Back doing what they do best, the newest Gnarwolves album is everything you would expect it to be.
Ever since the flurry of impressive EP’s that this Brighton trio released at the inception of their career, Gnarwolves have been steadily making a name for themselves in the alternative music industry. Associated with a resurgence of punk in the more traditional sense, the three-piece are famed for their fast-paced, short but impressionably lasting songs and this is a trend that they have carried throughout their six-year career.
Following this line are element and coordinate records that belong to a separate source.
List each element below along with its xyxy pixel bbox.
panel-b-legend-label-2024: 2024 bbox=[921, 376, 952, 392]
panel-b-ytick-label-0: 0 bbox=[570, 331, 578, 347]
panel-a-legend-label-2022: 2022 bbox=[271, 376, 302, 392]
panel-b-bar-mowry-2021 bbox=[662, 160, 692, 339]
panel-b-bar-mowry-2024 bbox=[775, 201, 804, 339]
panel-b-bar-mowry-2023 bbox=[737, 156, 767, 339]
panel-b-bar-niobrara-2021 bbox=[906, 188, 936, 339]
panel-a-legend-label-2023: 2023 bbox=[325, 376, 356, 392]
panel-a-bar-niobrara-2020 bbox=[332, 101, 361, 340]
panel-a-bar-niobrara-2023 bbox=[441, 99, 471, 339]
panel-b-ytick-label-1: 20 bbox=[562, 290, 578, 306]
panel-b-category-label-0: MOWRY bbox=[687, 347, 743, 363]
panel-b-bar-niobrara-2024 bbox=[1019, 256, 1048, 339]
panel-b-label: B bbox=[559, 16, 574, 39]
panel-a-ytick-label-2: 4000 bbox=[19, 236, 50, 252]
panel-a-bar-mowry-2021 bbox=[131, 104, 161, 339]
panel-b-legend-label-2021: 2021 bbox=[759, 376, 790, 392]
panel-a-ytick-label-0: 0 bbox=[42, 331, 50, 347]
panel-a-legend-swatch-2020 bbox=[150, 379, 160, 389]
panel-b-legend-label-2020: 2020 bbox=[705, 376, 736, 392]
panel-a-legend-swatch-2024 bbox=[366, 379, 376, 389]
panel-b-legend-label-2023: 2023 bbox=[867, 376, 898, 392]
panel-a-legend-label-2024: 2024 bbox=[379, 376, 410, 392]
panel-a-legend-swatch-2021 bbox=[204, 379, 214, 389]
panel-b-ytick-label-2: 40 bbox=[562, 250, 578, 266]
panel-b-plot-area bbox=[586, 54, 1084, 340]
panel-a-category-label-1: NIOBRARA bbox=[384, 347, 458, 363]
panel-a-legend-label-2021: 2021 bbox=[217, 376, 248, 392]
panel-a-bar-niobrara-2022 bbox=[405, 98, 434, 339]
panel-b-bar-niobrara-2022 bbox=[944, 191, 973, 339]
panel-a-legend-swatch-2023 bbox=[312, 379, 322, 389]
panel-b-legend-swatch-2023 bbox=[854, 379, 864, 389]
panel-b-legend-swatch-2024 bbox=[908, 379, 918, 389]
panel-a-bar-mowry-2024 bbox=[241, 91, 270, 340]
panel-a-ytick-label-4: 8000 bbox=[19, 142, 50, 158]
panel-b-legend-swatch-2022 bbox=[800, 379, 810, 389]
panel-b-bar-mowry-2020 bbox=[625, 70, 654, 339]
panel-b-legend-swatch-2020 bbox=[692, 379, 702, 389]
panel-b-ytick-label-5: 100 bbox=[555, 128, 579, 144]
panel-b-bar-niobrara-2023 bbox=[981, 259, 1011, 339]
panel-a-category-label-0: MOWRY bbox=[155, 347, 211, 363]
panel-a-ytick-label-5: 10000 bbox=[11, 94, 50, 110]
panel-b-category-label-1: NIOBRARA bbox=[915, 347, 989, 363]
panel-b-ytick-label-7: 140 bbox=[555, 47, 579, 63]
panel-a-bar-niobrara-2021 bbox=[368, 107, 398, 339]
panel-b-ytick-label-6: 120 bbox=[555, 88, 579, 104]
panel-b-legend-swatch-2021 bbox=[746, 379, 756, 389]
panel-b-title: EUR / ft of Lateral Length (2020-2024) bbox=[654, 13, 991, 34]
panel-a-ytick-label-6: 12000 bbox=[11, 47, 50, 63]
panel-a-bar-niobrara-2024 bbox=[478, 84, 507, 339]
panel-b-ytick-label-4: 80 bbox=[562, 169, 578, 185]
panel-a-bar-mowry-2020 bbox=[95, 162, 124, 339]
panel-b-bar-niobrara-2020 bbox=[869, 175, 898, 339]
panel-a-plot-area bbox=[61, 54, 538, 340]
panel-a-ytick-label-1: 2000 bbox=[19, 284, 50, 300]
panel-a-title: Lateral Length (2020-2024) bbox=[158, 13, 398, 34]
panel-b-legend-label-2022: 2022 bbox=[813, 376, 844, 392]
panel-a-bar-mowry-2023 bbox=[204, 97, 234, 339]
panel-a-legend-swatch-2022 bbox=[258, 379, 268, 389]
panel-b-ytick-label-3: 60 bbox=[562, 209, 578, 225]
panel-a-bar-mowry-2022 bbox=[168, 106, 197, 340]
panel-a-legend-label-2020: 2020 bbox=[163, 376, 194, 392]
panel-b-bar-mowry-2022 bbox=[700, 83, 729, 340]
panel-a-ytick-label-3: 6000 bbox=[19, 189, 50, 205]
Outsiders is their most recent effort and opens with Straightjacket which is undoubtedly one of the highlights of the album. The casual, conversational opening perfectly sets the tone for what the audience is to expect from the remainder of the album. The guitar is familiarly crunchy with a distinct twang that further emphasises the stumbling punk-vibe that Gnarwolves embody. The vocals of frontman, Thom Weeks, operate in perfect correlation with the sound he is orchestrating through his guitar – scratchy and agitated – the two instruments are entirely synonymous.
One of the dynamics by which Gnarwolves are also discussed is a plodding melancholy sound that features in tracks such as Talking To Your Ghost (a sound that is certainly reminiscent of early efforts from alt-rock icons, Weezer). The chubby bass-lines and repetitive drum beat couple together to form a rather lethargic sounding rhythm section. This is not a pejorative statement – there is certainly a romantic element to this auditory homage of 90’s grunge/alt-rock.
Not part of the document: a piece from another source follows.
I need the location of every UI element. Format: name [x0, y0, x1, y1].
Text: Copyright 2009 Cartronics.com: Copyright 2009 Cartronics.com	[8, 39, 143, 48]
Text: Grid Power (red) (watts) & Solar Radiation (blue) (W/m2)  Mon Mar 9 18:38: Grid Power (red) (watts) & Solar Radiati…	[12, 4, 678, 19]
There is no denying that Outsiders is a very good album, and Gnarwolves have done a great job in producing it. However, it must be said that there isn’t much evidence of development or artistic growth throughout the tracks on this album. It is true that Gnarwolves have tapped into a sound that works perfectly for them – they are up there with the best in the industry at the moment when it comes to energetic and exciting punk songs. That being said, it is hard to ignore the notion that we have already heard everything on this newest album, just with the slightest of variations.
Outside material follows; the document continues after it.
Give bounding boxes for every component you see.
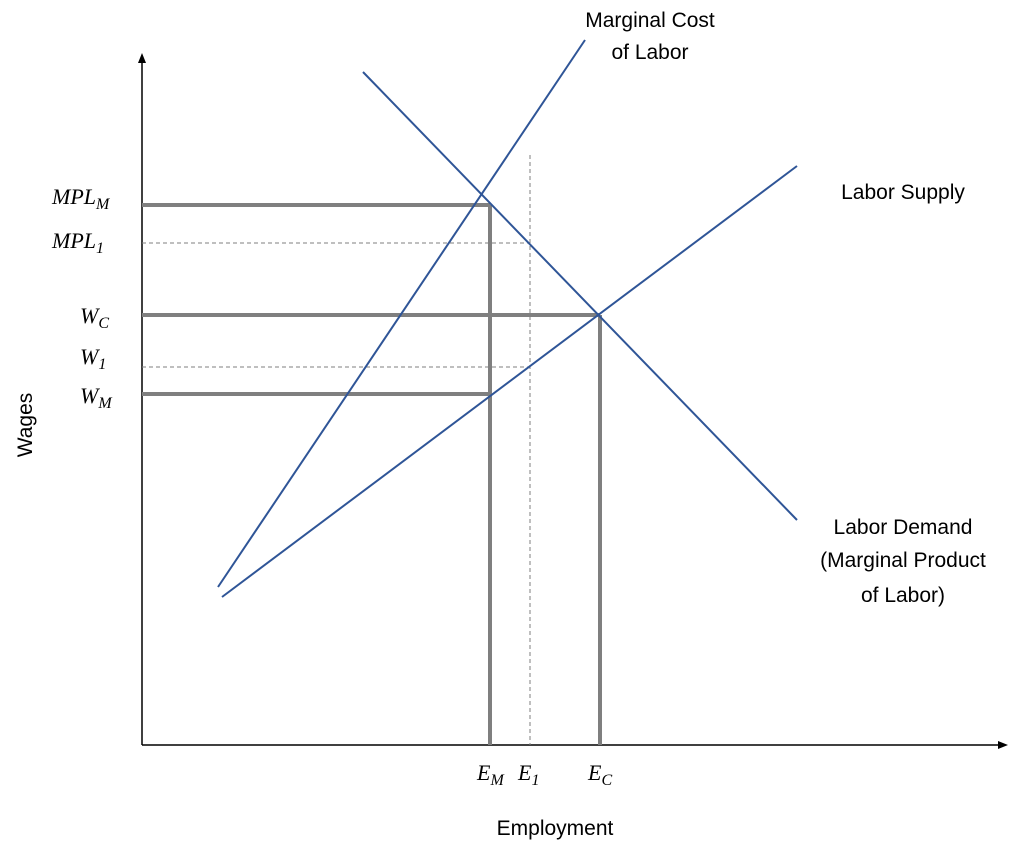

I’m a big fan of this album, and the short runtime of just 34 minutes makes it incredibly digestible – therefore, I have absolutely no doubt that I will be returning to Outsiders on numerous occasions. I am eager to see what’s next from Gnarwolves, and I hope that we hear them push the limits of the dynamic that they have already mastered – perhaps it would offer something even better and even more exciting.